TH Open. 2022 Sep 23;6(3):e283-e290. doi: 10.1055/s-0042-1755617. eCollection 2022 Jul.
Compared with usual care, guideline-adherent stroke prevention strategy, based on the ABC (Atrial fibrillation Better Care) pathway, is associated with better outcomes. Given that stroke prevention is central to atrial fibrillation (AF) management, improved efforts to determining predictors of adherence with 'A' (avoid stroke) component of the ABC pathway are needed. We tested the hypothesis that more sophisticated methodology using machine learning (ML) algorithms could do this. In this post-hoc analysis of the BALKAN-AF dataset, ML algorithms and logistic regression were tested. The feature selection process identified a subset of variables that were most relevant for creating the model. Adherence with the 'A' criterion of the ABC pathway was defined as the use of oral anticoagulants (OAC) in patients with AF with a CHA DS -VASc score of 0 (male) or 1 (female). Among 2,712 enrolled patients, complete data on 'A'-adherent management were available in 2,671 individuals (mean age 66.0 ± 12.8; 44.5% female). Based on ML algorithms, independent predictors of 'A-criterion adherent management' were paroxysmal AF, center in capital city, and first-diagnosed AF. Hypertrophic cardiomyopathy, chronic kidney disease with chronic dialysis, and sleep apnea were independently associated with a lower likelihood of 'A'-criterion adherent management. ML evaluated predictors of adherence with the 'A' criterion of the ABC pathway derived an area under the receiver-operator curve of 0.710 (95%CI 0.67-0.75) for random forest with fine tuning. Machine learning identified paroxysmal AF, treatment center in the capital city, and first-diagnosed AF as predictors of adherence to the A pathway; and hypertrophic cardiomyopathy, chronic kidney disease with chronic dialysis, and sleep apnea as predictors of non adherence.

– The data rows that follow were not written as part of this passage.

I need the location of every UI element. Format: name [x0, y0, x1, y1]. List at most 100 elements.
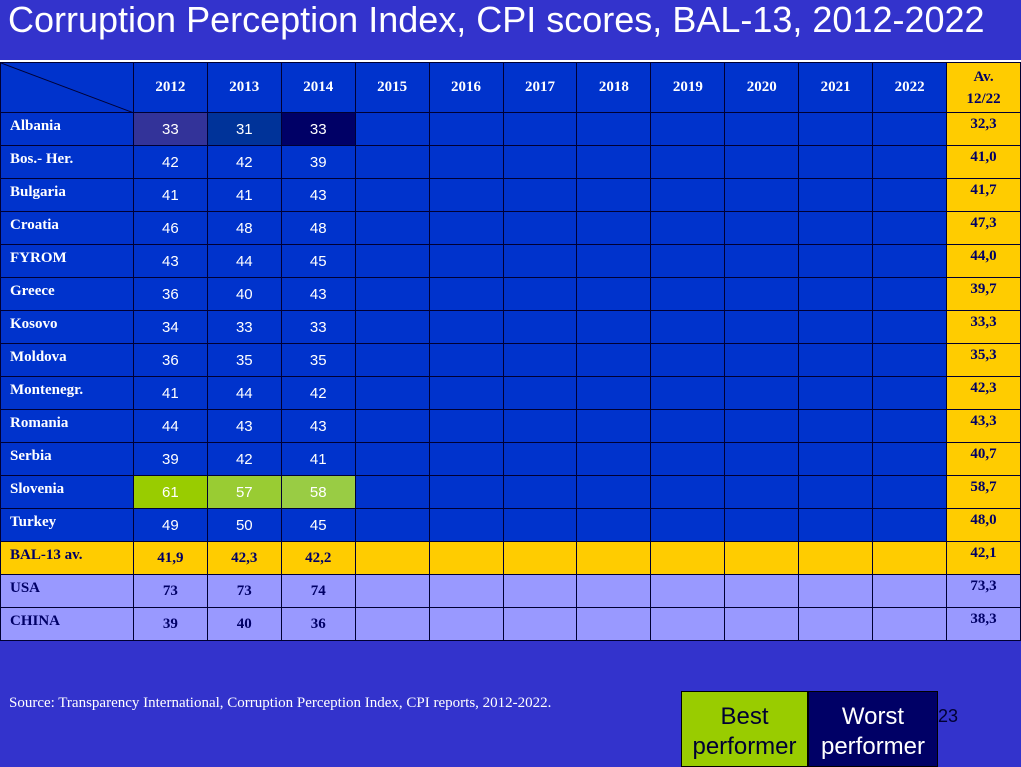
table-row: Bos.- Her. 42 42 39 41,0 [0, 145, 1021, 179]
country-cell: Bulgaria [0, 178, 134, 212]
score-cell [428, 442, 504, 476]
average-cell: 47,3 [946, 211, 1021, 245]
score-cell [650, 541, 726, 575]
score-cell [798, 310, 874, 344]
score-cell [354, 277, 430, 311]
score-cell: 43 [280, 277, 356, 311]
legend-best-performer: Best performer [681, 691, 808, 767]
score-cell [798, 145, 874, 179]
score-cell: 33 [280, 310, 356, 344]
country-cell: Romania [0, 409, 134, 443]
score-cell [428, 607, 504, 641]
score-cell: 43 [280, 178, 356, 212]
score-cell [650, 211, 726, 245]
average-cell: 32,3 [946, 112, 1021, 146]
score-cell [502, 508, 578, 542]
score-cell [650, 574, 726, 608]
score-cell [872, 442, 948, 476]
score-cell [650, 442, 726, 476]
score-cell [354, 211, 430, 245]
score-cell [576, 178, 652, 212]
score-cell: 41,9 [132, 541, 208, 575]
score-cell [650, 112, 726, 146]
score-cell [354, 475, 430, 509]
score-cell: 42 [132, 145, 208, 179]
score-cell [502, 607, 578, 641]
score-cell [502, 244, 578, 278]
score-cell: 58 [280, 475, 356, 509]
score-cell [354, 442, 430, 476]
score-cell [354, 574, 430, 608]
score-cell [428, 310, 504, 344]
score-cell [872, 112, 948, 146]
score-cell: 73 [206, 574, 282, 608]
year-header-2012: 2012 [132, 62, 208, 113]
score-cell [724, 310, 800, 344]
score-cell: 41 [206, 178, 282, 212]
score-cell [354, 343, 430, 377]
diagonal-line-icon [1, 63, 132, 112]
score-cell: 39 [132, 442, 208, 476]
year-header-2016: 2016 [428, 62, 504, 113]
country-cell: BAL-13 av. [0, 541, 134, 575]
year-header-2021: 2021 [798, 62, 874, 113]
score-cell [428, 541, 504, 575]
score-cell: 35 [206, 343, 282, 377]
score-cell [872, 607, 948, 641]
legend-worst-line1: Worst [841, 703, 905, 730]
legend-best-line2: performer [692, 733, 797, 760]
score-cell: 36 [280, 607, 356, 641]
score-cell: 36 [132, 343, 208, 377]
score-cell: 42 [206, 442, 282, 476]
score-cell [650, 475, 726, 509]
score-cell [428, 277, 504, 311]
score-cell [354, 376, 430, 410]
score-cell [428, 145, 504, 179]
score-cell [798, 541, 874, 575]
score-cell [798, 574, 874, 608]
year-header-2019: 2019 [650, 62, 726, 113]
score-cell [428, 508, 504, 542]
score-cell: 40 [206, 607, 282, 641]
country-cell: Montenegr. [0, 376, 134, 410]
score-cell [576, 574, 652, 608]
title-divider [0, 60, 1021, 62]
score-cell: 33 [132, 112, 208, 146]
score-cell: 74 [280, 574, 356, 608]
score-cell: 44 [206, 376, 282, 410]
score-cell: 42,3 [206, 541, 282, 575]
country-cell: Croatia [0, 211, 134, 245]
score-cell [724, 442, 800, 476]
avg-header-line1: Av. [973, 68, 994, 85]
table-row: Slovenia 61 57 58 58,7 [0, 475, 1021, 509]
score-cell [724, 211, 800, 245]
score-cell [724, 409, 800, 443]
score-cell [798, 244, 874, 278]
score-cell: 42,2 [280, 541, 356, 575]
source-note: Source: Transparency International, Corr… [9, 695, 552, 711]
score-cell [576, 508, 652, 542]
table-row: Croatia 46 48 48 47,3 [0, 211, 1021, 245]
score-cell: 39 [280, 145, 356, 179]
score-cell: 42 [206, 145, 282, 179]
table-row: Albania 33 31 33 32,3 [0, 112, 1021, 146]
score-cell [428, 178, 504, 212]
average-cell: 58,7 [946, 475, 1021, 509]
score-cell [724, 607, 800, 641]
country-cell: CHINA [0, 607, 134, 641]
average-cell: 48,0 [946, 508, 1021, 542]
score-cell [428, 343, 504, 377]
score-cell [872, 574, 948, 608]
score-cell [798, 607, 874, 641]
score-cell: 31 [206, 112, 282, 146]
score-cell [724, 244, 800, 278]
country-cell: Bos.- Her. [0, 145, 134, 179]
score-cell [576, 442, 652, 476]
country-cell: Greece [0, 277, 134, 311]
average-cell: 39,7 [946, 277, 1021, 311]
score-cell: 57 [206, 475, 282, 509]
score-cell: 49 [132, 508, 208, 542]
score-cell: 44 [132, 409, 208, 443]
score-cell: 43 [132, 244, 208, 278]
score-cell: 43 [280, 409, 356, 443]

与常规护理相比,基于ABC(房颤更佳护理)路径的遵循指南的卒中预防策略与更好的结局相关。鉴于卒中预防是房颤(AF)管理的核心,需要加大力度确定ABC路径中“A”(避免卒中)部分的依从性预测因素。我们检验了这样一个假设,即使用机器学习(ML)算法的更复杂方法可以做到这一点。在对巴尔干房颤数据集的这项事后分析中,对ML算法和逻辑回归进行了测试。特征选择过程确定了一组与创建模型最相关的变量。ABC路径“A”标准的依从性定义为CHA DS -VASc评分为0(男性)或1(女性)的房颤患者使用口服抗凝剂(OAC)。在2712名登记患者中,2671名个体(平均年龄66.0±12.8岁;44.5%为女性)有关于“A”依从性管理的完整数据。基于ML算法,“A标准依从性管理”的独立预测因素为阵发性房颤、位于首都的中心以及首次诊断的房颤。肥厚型心肌病、慢性透析的慢性肾病和睡眠呼吸暂停与“A”标准依从性管理的可能性较低独立相关。对ABC路径“A”标准依从性的预测因素进行ML评估,随机森林经微调后的受试者工作特征曲线下面积为0.710(95%CI 0.67 - 0.75)。机器学习确定阵发性房颤、位于首都的治疗中心和首次诊断的房颤是A路径依从性的预测因素;肥厚型心肌病、慢性透析的慢性肾病和睡眠呼吸暂停是非依从性的预测因素。